Watching the detectives: how the cholera riddle was solved

Reviewed by: Wendy Moore
PMCID: PMC1832016

Abstract

A new book plunges the reader into a Victorian urban nightmare, charting in novelistic fashion the 1854 cholera epidemic, finds Wendy Moore


The story of cholera is as much the story of human waste and its disposal as the discovery and defeat of a disease. It is fitting, therefore, that Steven Johnson's book The Ghost Map opens with a gripping description of the army of scavengers that once roamed London to rummage through the rubbish and detritus the city's dwellers left behind.

Recreating this Dickensian world of “excrement and death,” Johnson describes the toshers who scoured the river for saleable metal, the mudlarks who salvaged the rubbish even the toshers discarded, the night soil men who emptied household cesspits in the hours of darkness, and the “pure finders” who possessed perhaps the least enviable job of all—collecting dog excrement for use in the leather tanning industry.

From this headlong plunge into the Victorian urban nightmare, where dirt and disease worked a profitable partnership, Johnson unrolls the story of the 1854 cholera epidemic, which led the physician and anaesthetist John Snow to solve the mystery of how cholera was spread.
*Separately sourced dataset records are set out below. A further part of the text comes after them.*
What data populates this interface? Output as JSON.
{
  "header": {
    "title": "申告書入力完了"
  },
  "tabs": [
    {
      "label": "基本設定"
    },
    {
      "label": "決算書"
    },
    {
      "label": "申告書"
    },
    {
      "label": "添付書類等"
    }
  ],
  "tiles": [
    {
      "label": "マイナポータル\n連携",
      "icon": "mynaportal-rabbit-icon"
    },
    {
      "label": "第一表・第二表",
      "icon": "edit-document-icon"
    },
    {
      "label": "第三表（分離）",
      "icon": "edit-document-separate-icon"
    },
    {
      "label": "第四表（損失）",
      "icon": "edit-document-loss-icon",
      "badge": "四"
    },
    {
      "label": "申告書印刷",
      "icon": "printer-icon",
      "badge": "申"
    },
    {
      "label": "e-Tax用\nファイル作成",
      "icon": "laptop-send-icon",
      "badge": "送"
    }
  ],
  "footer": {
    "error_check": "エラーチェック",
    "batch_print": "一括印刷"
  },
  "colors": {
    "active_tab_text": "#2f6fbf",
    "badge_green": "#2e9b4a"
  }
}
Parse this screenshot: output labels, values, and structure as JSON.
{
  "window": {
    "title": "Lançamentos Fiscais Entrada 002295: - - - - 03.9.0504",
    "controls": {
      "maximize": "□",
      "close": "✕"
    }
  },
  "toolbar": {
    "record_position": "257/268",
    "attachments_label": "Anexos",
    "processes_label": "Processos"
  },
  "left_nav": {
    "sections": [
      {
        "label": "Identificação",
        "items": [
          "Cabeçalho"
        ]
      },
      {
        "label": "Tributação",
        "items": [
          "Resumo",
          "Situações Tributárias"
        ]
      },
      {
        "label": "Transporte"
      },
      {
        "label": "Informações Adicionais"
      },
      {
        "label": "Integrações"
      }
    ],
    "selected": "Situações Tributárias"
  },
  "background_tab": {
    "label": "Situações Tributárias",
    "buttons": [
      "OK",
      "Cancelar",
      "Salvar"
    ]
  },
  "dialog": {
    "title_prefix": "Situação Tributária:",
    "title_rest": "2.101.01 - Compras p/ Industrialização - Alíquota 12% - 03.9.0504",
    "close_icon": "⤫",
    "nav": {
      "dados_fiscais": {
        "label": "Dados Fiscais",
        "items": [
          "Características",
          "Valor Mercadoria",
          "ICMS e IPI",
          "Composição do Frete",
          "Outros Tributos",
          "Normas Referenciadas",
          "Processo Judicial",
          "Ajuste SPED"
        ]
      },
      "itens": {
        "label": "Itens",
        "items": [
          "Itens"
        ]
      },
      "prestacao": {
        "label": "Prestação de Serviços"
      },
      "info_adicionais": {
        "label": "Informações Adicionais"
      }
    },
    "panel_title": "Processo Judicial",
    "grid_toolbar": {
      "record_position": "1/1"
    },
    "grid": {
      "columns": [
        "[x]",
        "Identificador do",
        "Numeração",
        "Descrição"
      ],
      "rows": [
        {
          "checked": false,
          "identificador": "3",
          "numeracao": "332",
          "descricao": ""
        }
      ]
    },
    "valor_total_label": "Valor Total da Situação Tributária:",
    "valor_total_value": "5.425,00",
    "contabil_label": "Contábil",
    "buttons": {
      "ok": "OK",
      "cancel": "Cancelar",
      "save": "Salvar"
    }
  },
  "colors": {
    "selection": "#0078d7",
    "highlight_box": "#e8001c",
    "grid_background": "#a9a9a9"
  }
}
The story of Snow's dogged determination to link the cholera outbreak centred on Golden Square with the water from the Broad Street pump is a classic narrative in the history of medicine and will be familiar to every self respecting doctor or student. Johnson retells it vividly with a day by day—almost breath by breath—account of the disease's ferocious progress through the wretched slums around Broad Street while Snow quietly and methodically worked to pin down the epidemic's cause.

Snow's calm collection of data to show that the vast majority of cholera victims had drunk from the Broad Street pump provides a brilliant and timeless example of scientific method combined with sheer hard graft. It is well known that the cholera epidemic had already peaked before Snow persuaded the parish authorities to remove the handle of the offending pump, but Johnson rightly points out that this action may well have prevented a second outbreak. The original source of the cholera Vibrio had disappeared with the death of the first victim, the Lewis baby, but when the baby's father later succumbed to the disease this could easily have unleashed a fresh epidemic.

It was not Snow but his friend and fellow campaigner the Reverend Henry Whitehead who identified Baby Lewis as the index case and pinpointed how the family's cesspool had leaked into the Broad Street well, and this fact is rightfully given prominence—though not, as Johnson says, for the first time.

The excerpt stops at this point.